たとえ、この恋が罪だとしても。
ぽんぽんー…
お兄ちゃんの手が、優しく背中を摩ってくれる。
お兄ちゃんー…
「涼真もごめんなさいね。辛い想いさせて…」
お母さんが涙を拭きながら、お兄ちゃんに言った。
「涼真の言う通り、戸籍上は真優と兄妹だけど、血は繋がっていないわ。
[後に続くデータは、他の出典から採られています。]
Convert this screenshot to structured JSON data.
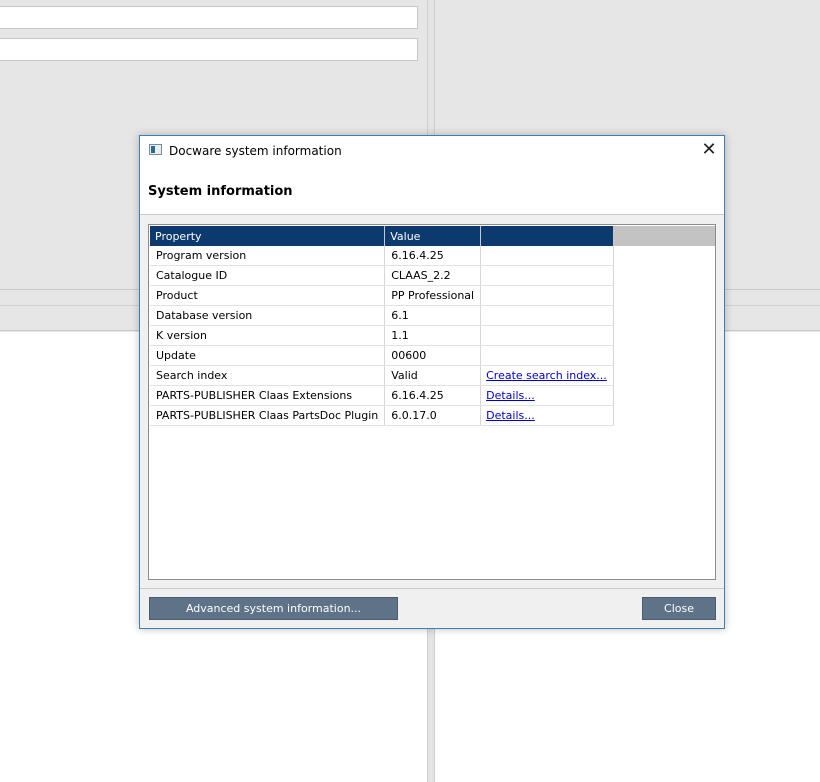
{
  "dialog": {
    "title": "Docware system information",
    "heading": "System information",
    "close_glyph": "✕",
    "app_icon": "docware-app-icon"
  },
  "table": {
    "headers": [
      "Property",
      "Value",
      ""
    ],
    "rows": [
      {
        "property": "Program version",
        "value": "6.16.4.25",
        "action": ""
      },
      {
        "property": "Catalogue ID",
        "value": "CLAAS_2.2",
        "action": ""
      },
      {
        "property": "Product",
        "value": "PP Professional",
        "action": ""
      },
      {
        "property": "Database version",
        "value": "6.1",
        "action": ""
      },
      {
        "property": "K version",
        "value": "1.1",
        "action": ""
      },
      {
        "property": "Update",
        "value": "00600",
        "action": ""
      },
      {
        "property": "Search index",
        "value": "Valid",
        "action": "Create search index..."
      },
      {
        "property": "PARTS-PUBLISHER Claas Extensions",
        "value": "6.16.4.25",
        "action": "Details..."
      },
      {
        "property": "PARTS-PUBLISHER Claas PartsDoc Plugin",
        "value": "6.0.17.0",
        "action": "Details..."
      }
    ]
  },
  "buttons": {
    "advanced": "Advanced system information...",
    "close": "Close"
  },
  "colors": {
    "table_header": "#0d3a6e",
    "button": "#5e7388",
    "link": "#0000cc",
    "dialog_border": "#3c7fb1"
  }
}
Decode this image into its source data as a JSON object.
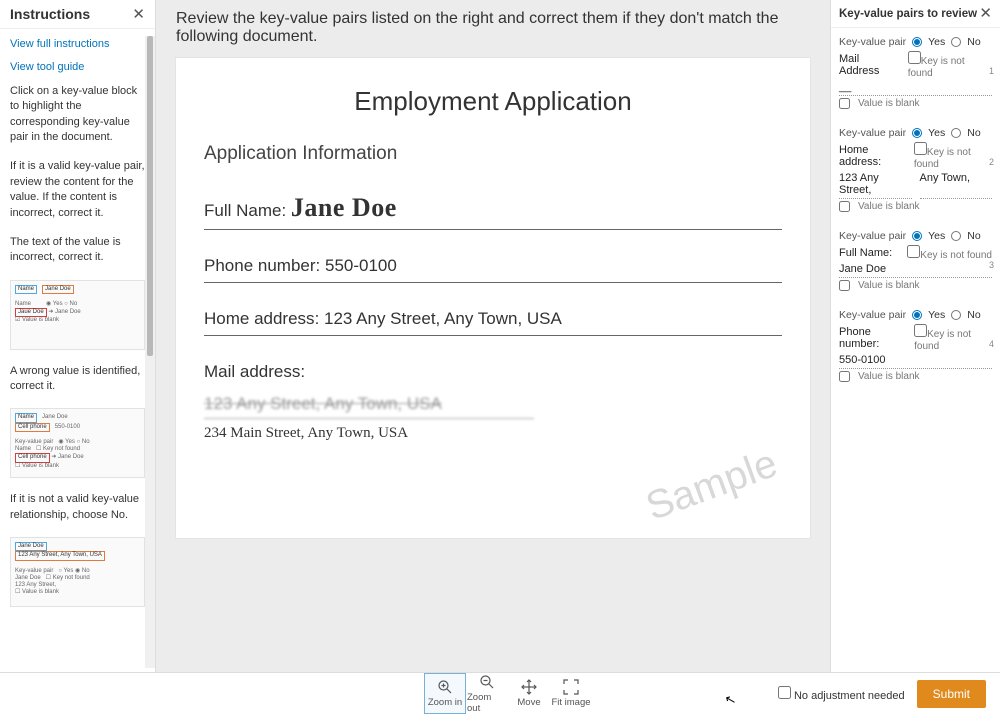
{
  "instructions": {
    "title": "Instructions",
    "link_full": "View full instructions",
    "link_guide": "View tool guide",
    "p1": "Click on a key-value block to highlight the corresponding key-value pair in the document.",
    "p2": "If it is a valid key-value pair, review the content for the value. If the content is incorrect, correct it.",
    "p3": "The text of the value is incorrect, correct it.",
    "p4": "A wrong value is identified, correct it.",
    "p5": "If it is not a valid key-value relationship, choose No."
  },
  "question": "Review the key-value pairs listed on the right and correct them if they don't match the following document.",
  "doc": {
    "title": "Employment Application",
    "section": "Application Information",
    "fullname_label": "Full Name:",
    "fullname_value": "Jane Doe",
    "phone_label": "Phone number",
    "phone_value": "550-0100",
    "home_label": "Home address",
    "home_value": "123 Any Street, Any Town, USA",
    "mail_label": "Mail address:",
    "mail_struck": "123 Any Street, Any Town, USA",
    "mail_hand": "234 Main Street, Any Town, USA",
    "sample": "Sample"
  },
  "review": {
    "title": "Key-value pairs to review",
    "kv_pair_label": "Key-value pair",
    "yes": "Yes",
    "no": "No",
    "key_not_found": "Key is not found",
    "value_blank": "Value is blank",
    "items": [
      {
        "idx": "1",
        "key": "Mail Address",
        "val": "__"
      },
      {
        "idx": "2",
        "key": "Home address:",
        "val_a": "123 Any Street,",
        "val_b": "Any Town,"
      },
      {
        "idx": "3",
        "key": "Full Name:",
        "val": "Jane Doe"
      },
      {
        "idx": "4",
        "key": "Phone number:",
        "val": "550-0100"
      }
    ]
  },
  "tools": {
    "zoom_in": "Zoom in",
    "zoom_out": "Zoom out",
    "move": "Move",
    "fit": "Fit image"
  },
  "footer": {
    "no_adjust": "No adjustment needed",
    "submit": "Submit"
  }
}
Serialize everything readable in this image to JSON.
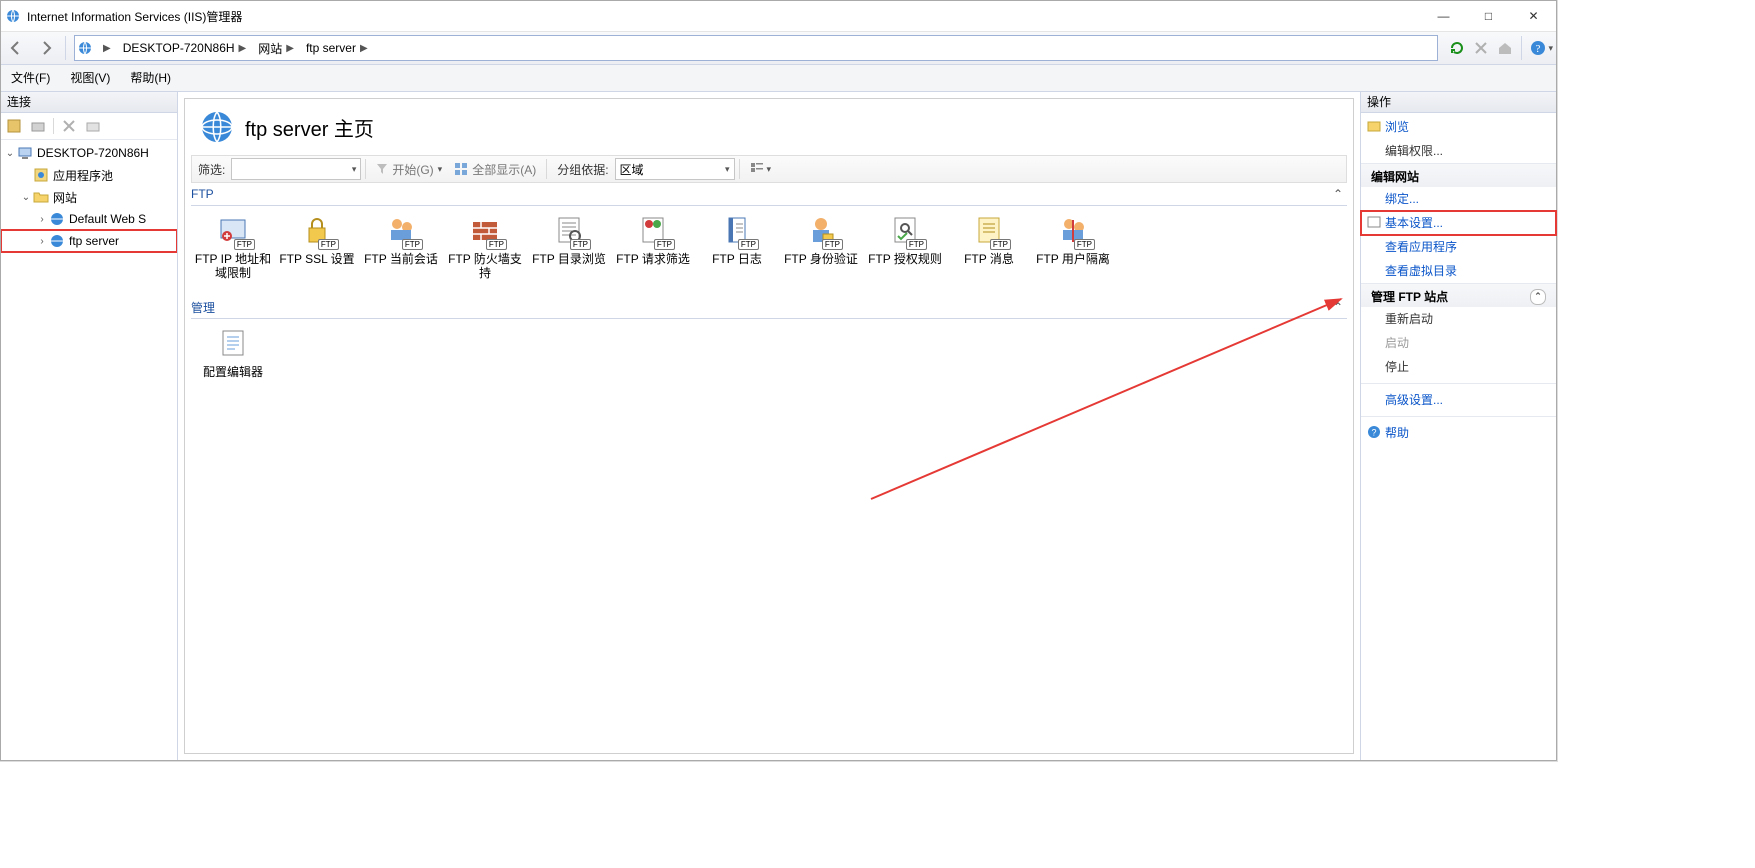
{
  "title": "Internet Information Services (IIS)管理器",
  "sysbuttons": {
    "min": "—",
    "max": "□",
    "close": "✕"
  },
  "breadcrumbs": [
    "DESKTOP-720N86H",
    "网站",
    "ftp server"
  ],
  "menus": [
    "文件(F)",
    "视图(V)",
    "帮助(H)"
  ],
  "left": {
    "header": "连接",
    "tree": {
      "root": "DESKTOP-720N86H",
      "appPools": "应用程序池",
      "sites": "网站",
      "defaultSite": "Default Web S",
      "ftpServer": "ftp server"
    }
  },
  "center": {
    "pageTitle": "ftp server 主页",
    "filter": {
      "label": "筛选:",
      "startBtn": "开始(G)",
      "showAll": "全部显示(A)",
      "groupByLabel": "分组依据:",
      "groupByValue": "区域"
    },
    "groups": [
      {
        "name": "FTP",
        "items": [
          {
            "label": "FTP IP 地址和域限制",
            "icon": "ip"
          },
          {
            "label": "FTP SSL 设置",
            "icon": "ssl"
          },
          {
            "label": "FTP 当前会话",
            "icon": "sessions"
          },
          {
            "label": "FTP 防火墙支持",
            "icon": "firewall"
          },
          {
            "label": "FTP 目录浏览",
            "icon": "browse"
          },
          {
            "label": "FTP 请求筛选",
            "icon": "filter"
          },
          {
            "label": "FTP 日志",
            "icon": "log"
          },
          {
            "label": "FTP 身份验证",
            "icon": "auth"
          },
          {
            "label": "FTP 授权规则",
            "icon": "authz"
          },
          {
            "label": "FTP 消息",
            "icon": "msg"
          },
          {
            "label": "FTP 用户隔离",
            "icon": "iso"
          }
        ]
      },
      {
        "name": "管理",
        "items": [
          {
            "label": "配置编辑器",
            "icon": "cfg"
          }
        ]
      }
    ]
  },
  "right": {
    "header": "操作",
    "browse": "浏览",
    "editPerm": "编辑权限...",
    "editSite": "编辑网站",
    "binding": "绑定...",
    "basicSettings": "基本设置...",
    "viewApps": "查看应用程序",
    "viewVdir": "查看虚拟目录",
    "manageFtp": "管理 FTP 站点",
    "restart": "重新启动",
    "start": "启动",
    "stop": "停止",
    "adv": "高级设置...",
    "help": "帮助"
  }
}
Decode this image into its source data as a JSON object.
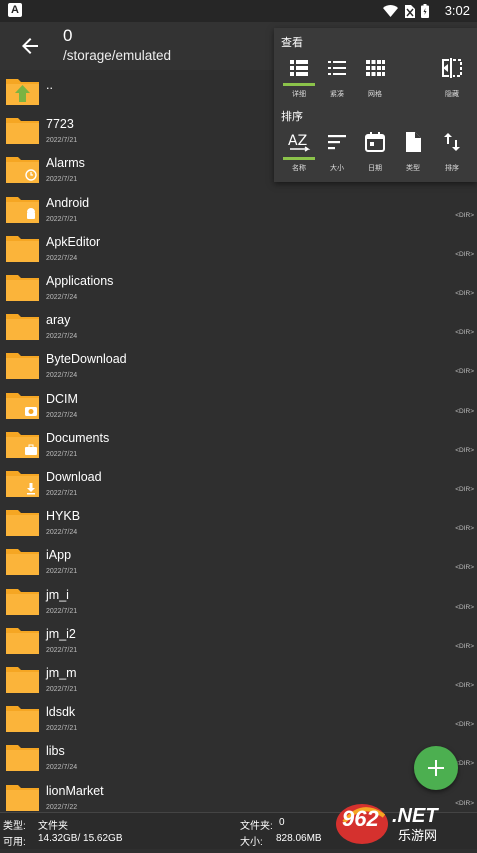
{
  "status_bar": {
    "app_badge": "A",
    "time": "3:02"
  },
  "appbar": {
    "count": "0",
    "path": "/storage/emulated"
  },
  "view_popup": {
    "view_header": "查看",
    "view_options": [
      "详细",
      "紧凑",
      "网格",
      "隐藏"
    ],
    "sort_header": "排序",
    "sort_options": [
      "名称",
      "大小",
      "日期",
      "类型",
      "排序"
    ],
    "accent_color": "#8bc34a"
  },
  "files": [
    {
      "name": "..",
      "date": "",
      "tag": ""
    },
    {
      "name": "7723",
      "date": "2022/7/21",
      "tag": ""
    },
    {
      "name": "Alarms",
      "date": "2022/7/21",
      "tag": ""
    },
    {
      "name": "Android",
      "date": "2022/7/21",
      "tag": "<DIR>"
    },
    {
      "name": "ApkEditor",
      "date": "2022/7/24",
      "tag": "<DIR>"
    },
    {
      "name": "Applications",
      "date": "2022/7/24",
      "tag": "<DIR>"
    },
    {
      "name": "aray",
      "date": "2022/7/24",
      "tag": "<DIR>"
    },
    {
      "name": "ByteDownload",
      "date": "2022/7/24",
      "tag": "<DIR>"
    },
    {
      "name": "DCIM",
      "date": "2022/7/24",
      "tag": "<DIR>"
    },
    {
      "name": "Documents",
      "date": "2022/7/21",
      "tag": "<DIR>"
    },
    {
      "name": "Download",
      "date": "2022/7/21",
      "tag": "<DIR>"
    },
    {
      "name": "HYKB",
      "date": "2022/7/24",
      "tag": "<DIR>"
    },
    {
      "name": "iApp",
      "date": "2022/7/21",
      "tag": "<DIR>"
    },
    {
      "name": "jm_i",
      "date": "2022/7/21",
      "tag": "<DIR>"
    },
    {
      "name": "jm_i2",
      "date": "2022/7/21",
      "tag": "<DIR>"
    },
    {
      "name": "jm_m",
      "date": "2022/7/21",
      "tag": "<DIR>"
    },
    {
      "name": "ldsdk",
      "date": "2022/7/21",
      "tag": "<DIR>"
    },
    {
      "name": "libs",
      "date": "2022/7/24",
      "tag": "<DIR>"
    },
    {
      "name": "lionMarket",
      "date": "2022/7/22",
      "tag": "<DIR>"
    }
  ],
  "footer": {
    "type_label": "类型:",
    "type_value": "文件夹",
    "avail_label": "可用:",
    "avail_value": "14.32GB/ 15.62GB",
    "folders_label": "文件夹:",
    "folders_value": "0",
    "size_label": "大小:",
    "size_value": "828.06MB"
  },
  "watermark": {
    "text": "962.NET",
    "subtext": "乐游网"
  },
  "colors": {
    "folder": "#f5a623",
    "fab": "#4caf50",
    "background": "#2f2f2f"
  }
}
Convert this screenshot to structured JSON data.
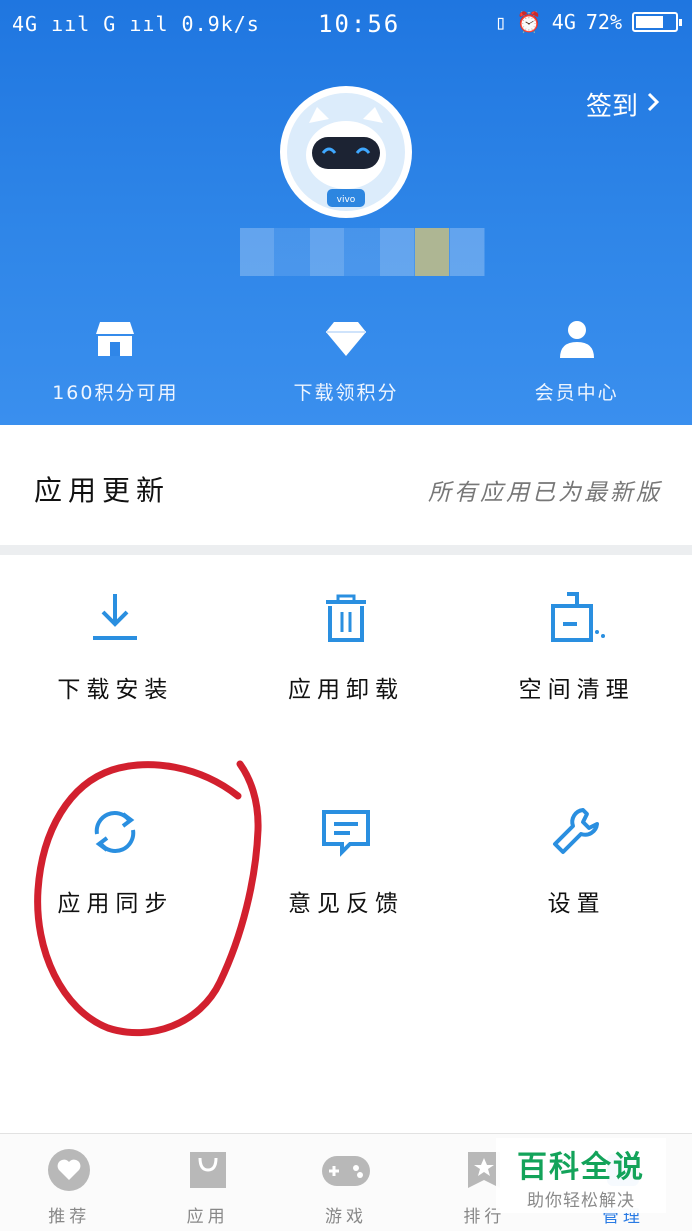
{
  "status_bar": {
    "left": "4G ııl G ııl 0.9k/s",
    "time": "10:56",
    "network": "4G",
    "battery": "72%",
    "battery_level": 0.72
  },
  "header": {
    "signin_label": "签到",
    "stats": [
      {
        "icon": "shop-icon",
        "label": "160积分可用"
      },
      {
        "icon": "diamond-icon",
        "label": "下载领积分"
      },
      {
        "icon": "user-icon",
        "label": "会员中心"
      }
    ]
  },
  "update": {
    "title": "应用更新",
    "status": "所有应用已为最新版"
  },
  "grid": [
    {
      "icon": "download-icon",
      "label": "下载安装"
    },
    {
      "icon": "trash-icon",
      "label": "应用卸载"
    },
    {
      "icon": "broom-icon",
      "label": "空间清理"
    },
    {
      "icon": "sync-icon",
      "label": "应用同步"
    },
    {
      "icon": "feedback-icon",
      "label": "意见反馈"
    },
    {
      "icon": "wrench-icon",
      "label": "设置"
    }
  ],
  "tabs": [
    {
      "icon": "heart-icon",
      "label": "推荐"
    },
    {
      "icon": "bag-icon",
      "label": "应用"
    },
    {
      "icon": "gamepad-icon",
      "label": "游戏"
    },
    {
      "icon": "rank-icon",
      "label": "排行"
    },
    {
      "icon": "manage-icon",
      "label": "管理"
    }
  ],
  "watermark": {
    "title": "百科全说",
    "subtitle": "助你轻松解决"
  },
  "colors": {
    "header_blue": "#2f86e8",
    "icon_blue": "#2a8fe0",
    "annotation_red": "#d2202e",
    "watermark_green": "#13a35a"
  }
}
…後は、あなたたちの好きにしなさい」
「!」
好きにしなさいって…
「…真優」
さっきまで俯いていた山崎先生が顔を上げ、こっちを向いている。
その目は赤く、頬には涙の跡が残っている。
「俺が父親として真優にしてやれることは、ひとつしかない」
父親としてしてやれることは…ひとつしかない?
一体、何ー…?
「20歳になったら、戸籍を移そう。父親として、真優を迎えたい」
戸籍を移すー…?
それって…
「もう兄妹じゃなくなるってことだ。誰に何も言われずに、堂々と好きになった相手と一緒に居られる」
ずっと、私が望んできたことー…
そして、お兄ちゃんもー…
「お互いに惹かれ合って当たり前だったんだよ。血が繋がってないんだから。だから、何もおかしくないんだよ」
ずっと、自分がおかしいと思っていた。
実の兄を好きになってしまうなんてー…
けど、もうそんな想いをしなくてもいいんだ。